Previous studies have shown that Cdc6 is not only required for G1 origin licensing, but is also crucial for proper S phase DNA replication and participates in the S-M checkpoints (25). As shown in a previous study, the loss of Cdc6 did not activate the ATR-dependent DNA damage response and induced aberrant mitosis (25). It has been reported that human Cdc6 physically interacts with ATR, in a manner that is stimulated by phosphorylation by Cdk, and the presence of Cdc6 during the S phase is essential for ATR to bind to chromatin in response to replication inhibition (15). In our study, NCTD effectively degraded Cdc6 in DU145 cells (Figs. 3 and 4). Thus, there is a possibility that NCTD can inhibit ATR binding to chromatin by the degradation of Cdc6. Our results revealed that few ATR chromatin-binding fractions were detected in the control group, suggesting that the ATR-dependent checkpoint pathway was not activated without DNA replication stress (Fig. 5A and B). In the low-dose NCTD-treated groups (50 μM), ATR was detected in chromatin, suggesting that DNA replication was inhibited and ATR was activated. However, under higher doses of NCTD (100 and 200 μM), ATR disappeared from chromatin. In addition, the chromatin binding of Cdc6 signficantly decreased in a dose-dependent manner following treatment with NCTD (Fig. 5A and C). These results suggested that NCTD (lower dose) activates the ATR-dependent checkpoint pathway by inducing DNA replication stress. However, at the same time, NCTD (higher dose) also attenuates the ATR-dependent checkpoint activity by inhibiting ATR binding to chromatin, which may be due to the Cdc6 degradation.

ATR plays a crucial role in the S-M checkpoint pathway by signaling to Chk1 and conferring G2/M arrest when the cells are under replication stress (26). This surveillance warrants cells will not transit into mitosis before the completion of the S phase (15,27). To further characterize the inhibitory effect of NCTD on the S-M checkpoint, we examined the influence of NCTD on HU-induced S phase arrest. The results revealed that HU effectively induced S phase arrest (31%) and the cells did not progress into the G2/M phase (0%). In the NCTD group, 26% of the cells still progressed into the G2/M phase under HU stress. Of note, there was a significant accumulation of cells in the sub-G1 phase in the NCTD/HU-treated group, suggesting that the aberrant mitosis led to apoptosis (Fig. 6).

In our experiments, DNA replication was inhibited by NCTD. Simultaneously, the chromatin binding of ATR and hence, the S-M checkpoint was also prevented. Thus, it is rational to suggest that treatment with NCTD may induce aberrant mitosis by simultaneously disturbing DNA replication and disabling the S-M checkpoint. The results from DAPI nuclear staining revealed that following treatment with NCTD, the cells underwent mitotic catastrophe, indicated by the presence of cells with micronuclei and giant multinucleated cells (28). The percentages of DU145 cells exposed to 50 or 100 μM NCTD which underwent mitotic catastrophe were ~11 and 17%, respectively, significantly higher than those of the control group (Fig. 7A and B) (P<0.05).

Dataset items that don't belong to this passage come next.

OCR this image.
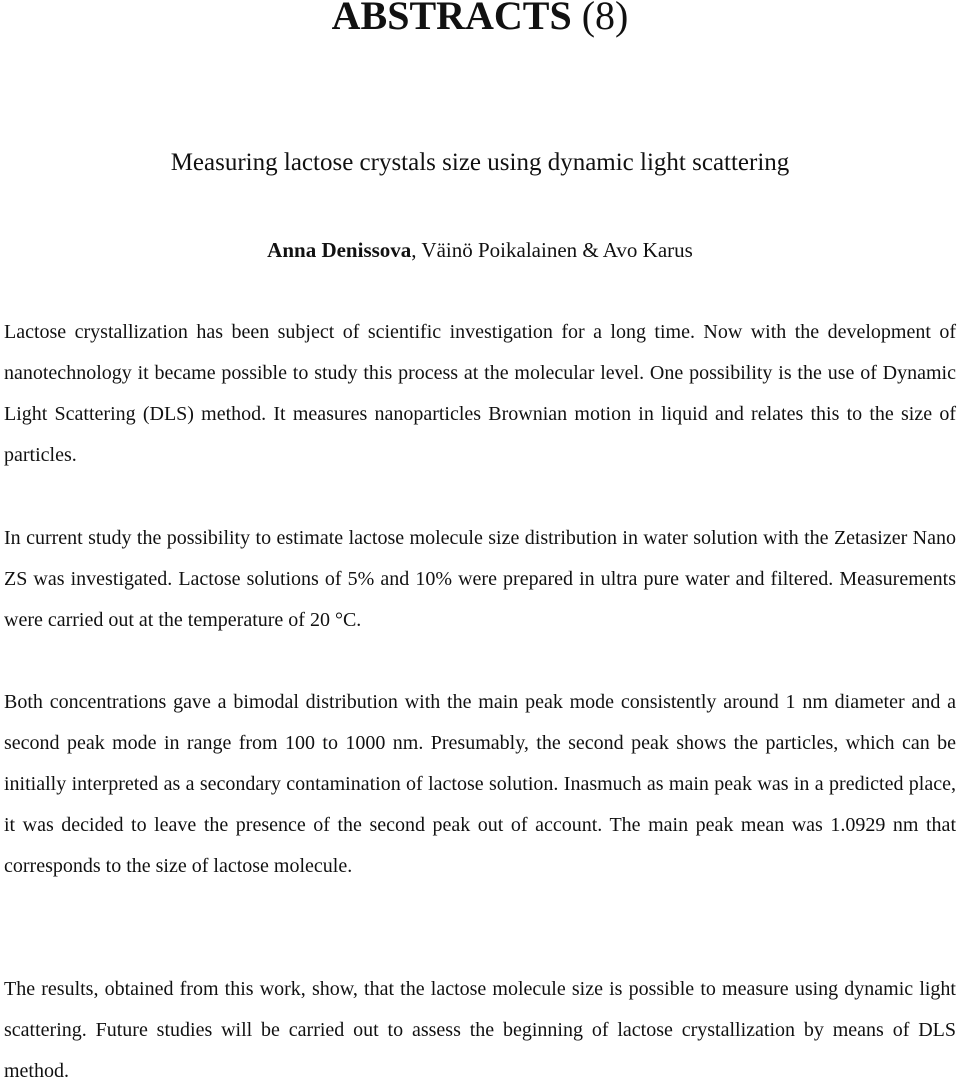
ABSTRACTS (8)
Measuring lactose crystals size using dynamic light scattering
Anna Denissova, Väinö Poikalainen & Avo Karus

Lactose crystallization has been subject of scientific investigation for a long time. Now with the development of nanotechnology it became possible to study this process at the molecular level. One possibility is the use of Dynamic Light Scattering (DLS) method. It measures nanoparticles Brownian motion in liquid and relates this to the size of particles.

In current study the possibility to estimate lactose molecule size distribution in water solution with the Zetasizer Nano ZS was investigated. Lactose solutions of 5% and 10% were prepared in ultra pure water and filtered. Measurements were carried out at the temperature of 20 °C.

Both concentrations gave a bimodal distribution with the main peak mode consistently around 1 nm diameter and a second peak mode in range from 100 to 1000 nm. Presumably, the second peak shows the particles, which can be initially interpreted as a secondary contamination of lactose solution. Inasmuch as main peak was in a predicted place, it was decided to leave the presence of the second peak out of account. The main peak mean was 1.0929 nm that corresponds to the size of lactose molecule.

The results, obtained from this work, show, that the lactose molecule size is possible to measure using dynamic light scattering. Future studies will be carried out to assess the beginning of lactose crystallization by means of DLS method.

As a microtubule-poisoning drug, paclitaxel can induce mitotic catastrophe and is effective for PCa therapy. As opposed to the NCTD-induced mitotic catastrophe, paclitaxel interferes with the normal breakdown of microtubules during cell division (29,30). Therefore, a combination of these 2 drugs, may produce synergistic effects. In this study, we investigated whether NCTD and paclitaxel exert synergistic effects. As shown by our results, a strong synergistic anticancer effect on DU145 cells was observed with the combination treatment of NCTD and paclitaxel at a low concentration range (CI <1) (Fig. 8). Our findings provide justification for the further development of the combined treatment with NCTD and paclitaxel for the treatment of PCa.